SALT LAKE CITY — Lawmakers struggled to keep straight faces during the presentation of a bill preserving the rights of barbers to offer a brief massage at the end of a haircut.
Rep. Marc Roberts, R-Santaquin, presented SB172 on Thursday to the House Business and Labor Committee. The bill, sponsored by Sen. Todd Weiler, R-Woods Cross, sets rules for a barber or hairstylists to offer a gentle massage of the head and shoulders.
"All we are doing is saying that barbers can continue giving little massages, post-haircut," Roberts said.

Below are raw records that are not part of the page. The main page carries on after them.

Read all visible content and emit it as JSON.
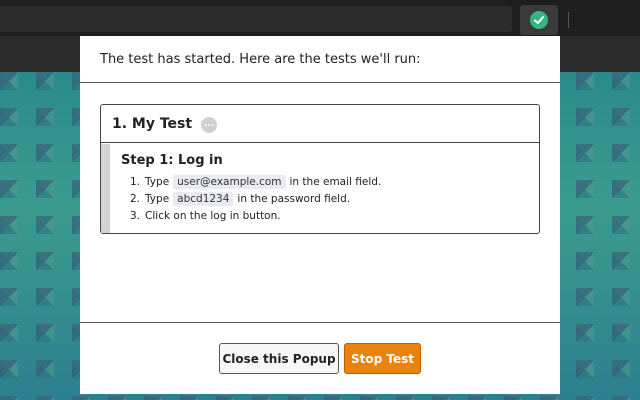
{
  "browser": {
    "extension_icon": "checkmark-icon",
    "extension_color": "#36b37e"
  },
  "popup": {
    "header_text": "The test has started. Here are the tests we'll run:",
    "test": {
      "title": "1. My Test",
      "status_icon": "pending-dots-icon",
      "step": {
        "title": "Step 1: Log in",
        "items": [
          {
            "num": "1.",
            "before": "Type",
            "code": "user@example.com",
            "after": "in the email field."
          },
          {
            "num": "2.",
            "before": "Type",
            "code": "abcd1234",
            "after": "in the password field."
          },
          {
            "num": "3.",
            "before": "Click on the log in button.",
            "code": "",
            "after": ""
          }
        ]
      }
    },
    "buttons": {
      "close_label": "Close this Popup",
      "stop_label": "Stop Test"
    },
    "colors": {
      "stop_button": "#e8830f"
    }
  }
}
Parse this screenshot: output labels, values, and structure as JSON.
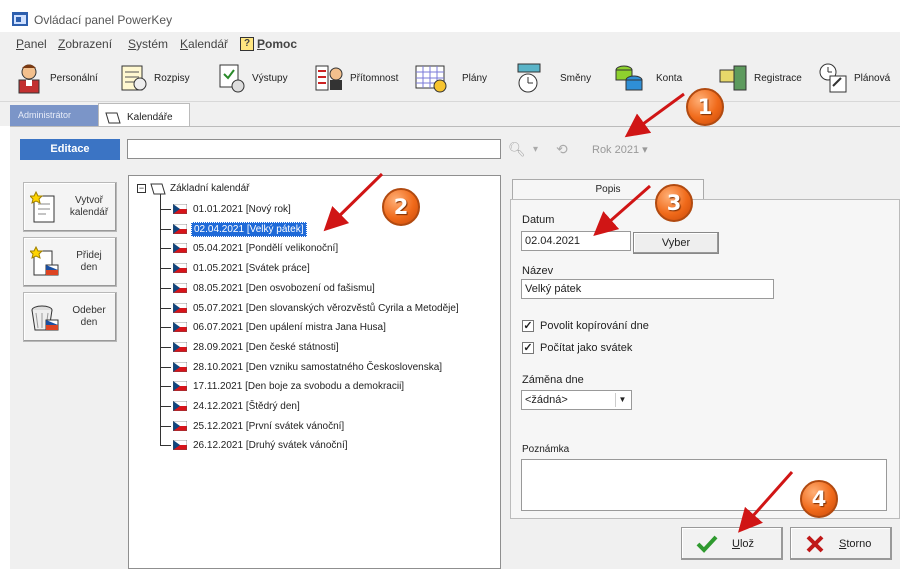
{
  "window": {
    "title": "Ovládací panel PowerKey"
  },
  "menu": [
    {
      "label": "Panel",
      "u": "P",
      "rest": "anel"
    },
    {
      "label": "Zobrazení",
      "u": "Z",
      "rest": "obrazení"
    },
    {
      "label": "Systém",
      "u": "S",
      "rest": "ystém"
    },
    {
      "label": "Kalendář",
      "u": "K",
      "rest": "alendář"
    },
    {
      "label": "Pomoc",
      "u": "P",
      "rest": "omoc"
    }
  ],
  "toolbar": [
    {
      "label": "Personální",
      "icon": "person-icon"
    },
    {
      "label": "Rozpisy",
      "icon": "schedule-icon"
    },
    {
      "label": "Výstupy",
      "icon": "output-icon"
    },
    {
      "label": "Přítomnost",
      "icon": "attendance-icon"
    },
    {
      "label": "Plány",
      "icon": "plan-icon"
    },
    {
      "label": "Směny",
      "icon": "shift-icon"
    },
    {
      "label": "Konta",
      "icon": "accounts-icon"
    },
    {
      "label": "Registrace",
      "icon": "registration-icon"
    },
    {
      "label": "Plánová",
      "icon": "planner-icon"
    }
  ],
  "tabs": {
    "admin": "Administrátor",
    "calendar": "Kalendáře"
  },
  "editace_label": "Editace",
  "year_label": "Rok 2021",
  "side_buttons": [
    {
      "label_line1": "Vytvoř",
      "label_line2": "kalendář"
    },
    {
      "label_line1": "Přidej",
      "label_line2": "den"
    },
    {
      "label_line1": "Odeber",
      "label_line2": "den"
    }
  ],
  "tree": {
    "root": "Základní kalendář",
    "items": [
      "01.01.2021 [Nový rok]",
      "02.04.2021 [Velký pátek]",
      "05.04.2021 [Pondělí velikonoční]",
      "01.05.2021 [Svátek práce]",
      "08.05.2021 [Den osvobození od fašismu]",
      "05.07.2021 [Den slovanských věrozvěstů Cyrila a Metoděje]",
      "06.07.2021 [Den upálení mistra Jana Husa]",
      "28.09.2021 [Den české státnosti]",
      "28.10.2021 [Den vzniku samostatného Československa]",
      "17.11.2021 [Den boje za svobodu a demokracii]",
      "24.12.2021 [Štědrý den]",
      "25.12.2021 [První svátek vánoční]",
      "26.12.2021 [Druhý svátek vánoční]"
    ],
    "selected_index": 1
  },
  "details": {
    "tab": "Popis",
    "datum_label": "Datum",
    "datum_value": "02.04.2021",
    "vyber_label": "Vyber",
    "nazev_label": "Název",
    "nazev_value": "Velký pátek",
    "chk1_label": "Povolit kopírování dne",
    "chk2_label": "Počítat jako svátek",
    "zamena_label": "Záměna dne",
    "zamena_value": "<žádná>",
    "poznamka_label": "Poznámka"
  },
  "buttons": {
    "save": "Ulož",
    "save_u": "U",
    "save_rest": "lož",
    "cancel": "Storno",
    "cancel_u": "S",
    "cancel_rest": "torno"
  },
  "callouts": [
    "1",
    "2",
    "3",
    "4"
  ],
  "colors": {
    "accent": "#3b74c4",
    "selection": "#1f6ad8",
    "callout": "#f06a1a",
    "arrow": "#d01515"
  }
}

Candace Daly, a spokeswoman for the Utah Beauty Association, spoke in support of the bill, saying it would simply clarify what hairstylists are licensed to do in their practice.
Daly said the legislation stems from a lobbyist who went to get a haircut and saw a sign notifying customers that massages would not be allowed, due to a cease and desist order from the Division of Occupational and Professional Licensing.
Ron Findlay, a representative for Utah Massage Professionals, said he did not oppose the measure but wanted to reintroduce previously stricken language in the bill that sets the duration of a massage.
"Everybody loves that head massage," Findlay said. "The issue is safety to the consumer."
Findlay said there's no "turf" issue between barbers and massage therapists, but he wanted to ensure consumer safety by explaining that barbers can offer only a brief massage, unlike licensed massage therapists who provide more engaged, deep-tissue therapy.
Regulation is a "slippery slope," he said.
Rep. Susan Duckworth, D-Magna, expressed her support for the measure preserving head massages, noting that it was the reason her father would get haircuts twice a week despite having only a tuft of hair on his head.
SB172 received unanimous support from the committee and was forwarded to the House for further consideration. It previously passed the Senate with a 28-1 vote.